No último dia 13 de março o governo estadual decretou situação de emergência hídrica nas bacias dos rios Meia Ponte e João Leite. O Estado informou que a medida buscava evitar uma piora na situação das bacias, que já estão em estado crítico, e define o uso da água de acordo com os processos de licenciamento para evitar o consumo desordenado.

A lei federal define o uso prioritário da água para o consumo humano e limpeza de animais. A Secretaria de Meio Ambiente, Recursos Hídricos, Infraestrutura, Cidades e Assuntos Metropolitanos (Secima) indicou ao Estado que medidas urgentes para conter a situação de escassez hídrica eram necessárias.

O regime de chuvas vem diminuindo nos últimos 20 anos nas Bacias dos Rios Meia Ponte e João Leite, e a expectativa de precipitação pluviométrica para o período de fevereiro a setembro deste ano aponta para uma grande probabilidade de chuvas abaixo da média. O Governo afirmou que a medida visa evitar uma nova crise de abastecimento de água, como a que ocorreu na Região Metropolitana de Goiânia enfrentou nos meses de setembro a outubro de 2017, quando ocorreram limitações no fornecimento de água em alguns setores da capital.

Cerrado

No Brasil, a principal preocupação no momento está na capacidade de geração de água do bioma Cerrado, que vem diminuindo nas últimas décadas devido ao crescimento do agronegócio e as alterações do solo.

Pesquisa recente da Universidade Federal de Goiás (UFG) afirmou que os principais rios e o lençol freático estão chegando a um ponto crítico de desgaste, o que eleva o risco de colapso no abastecimento hídrico. 

Especialistas afirmam que o Cerrado é um dos mais importantes biomas quando se pensa em abastecimento.

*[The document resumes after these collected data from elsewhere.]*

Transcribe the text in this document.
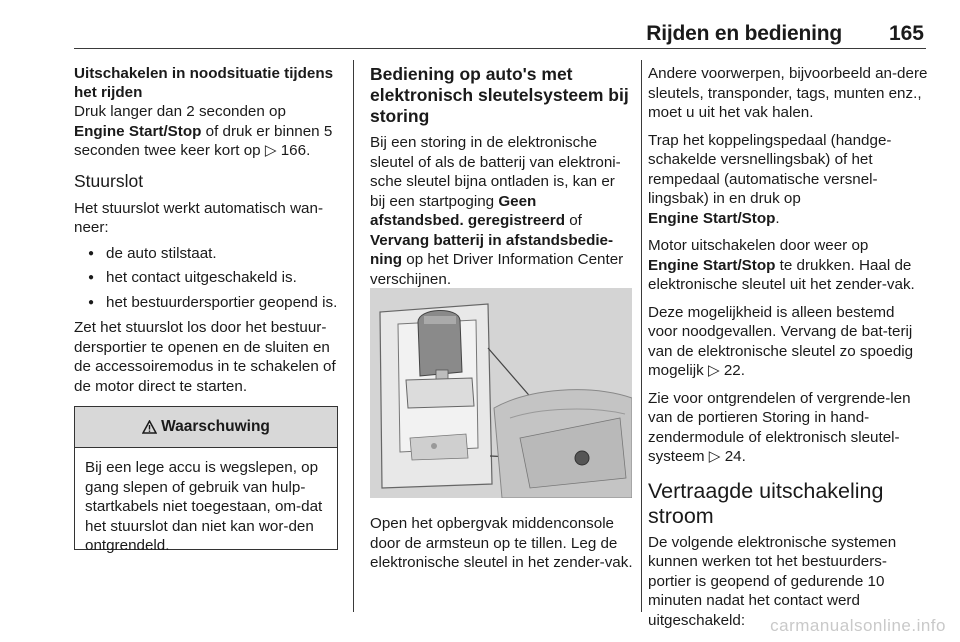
Rijden en bediening 165
Uitschakelen in noodsituatie tijdens het rijden

Druk langer dan 2 seconden op
Engine Start/Stop of druk er binnen 5 seconden twee keer kort op ▷ 166.

Stuurslot

Het stuurslot werkt automatisch wan-neer:

● de auto stilstaat.
● het contact uitgeschakeld is.
● het bestuurdersportier geopend is.

Zet het stuurslot los door het bestuur-dersportier te openen en de sluiten en de accessoiremodus in te schakelen of de motor direct te starten.

Waarschuwing
Bij een lege accu is wegslepen, op gang slepen of gebruik van hulp-startkabels niet toegestaan, om-dat het stuurslot dan niet kan wor-den ontgrendeld.
Bediening op auto's met elektronisch sleutelsysteem bij storing

Bij een storing in de elektronische sleutel of als de batterij van elektroni-sche sleutel bijna ontladen is, kan er bij een startpoging Geen afstandsbed. geregistreerd of Vervang batterij in afstandsbedie-ning op het Driver Information Center verschijnen.

Open het opbergvak middenconsole door de armsteun op te tillen. Leg de elektronische sleutel in het zender-vak.

Andere voorwerpen, bijvoorbeeld an-dere sleutels, transponder, tags, munten enz., moet u uit het vak halen.

Trap het koppelingspedaal (handge-schakelde versnellingsbak) of het rempedaal (automatische versnel-lingsbak) in en druk op
Engine Start/Stop.

Motor uitschakelen door weer op
Engine Start/Stop te drukken. Haal de elektronische sleutel uit het zender-vak.

Deze mogelijkheid is alleen bestemd voor noodgevallen. Vervang de bat-terij van de elektronische sleutel zo spoedig mogelijk ▷ 22.

Zie voor ontgrendelen of vergrende-len van de portieren Storing in hand-zendermodule of elektronisch sleutel-systeem ▷ 24.

Vertraagde uitschakeling stroom

De volgende elektronische systemen kunnen werken tot het bestuurders-portier is geopend of gedurende 10 minuten nadat het contact werd uitgeschakeld:	carmanualsonline.info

É nele que nascem rios como o São Francisco, Paraná e até afluentes que chegam ao Amazonas e, portanto, com a queda dos níveis da água, todo o país é afetado.

O bioma, que já chegou a estar em 22% de todo o território nacional, enfrenta o que especialistas afirmam ser o começo da extinção. Segundo a WWF (World Wide Foundation), cerca de 80% do Cerrado goiano foram retirados, 20% deram lugar a pastagens, 6% à agricultura e 14% à ocupação urbana e construção de estradas. (Gabriel Araújo é estagiário do jornal O Hoje sob orientação do editor de Cidades Rhudy Crysthian).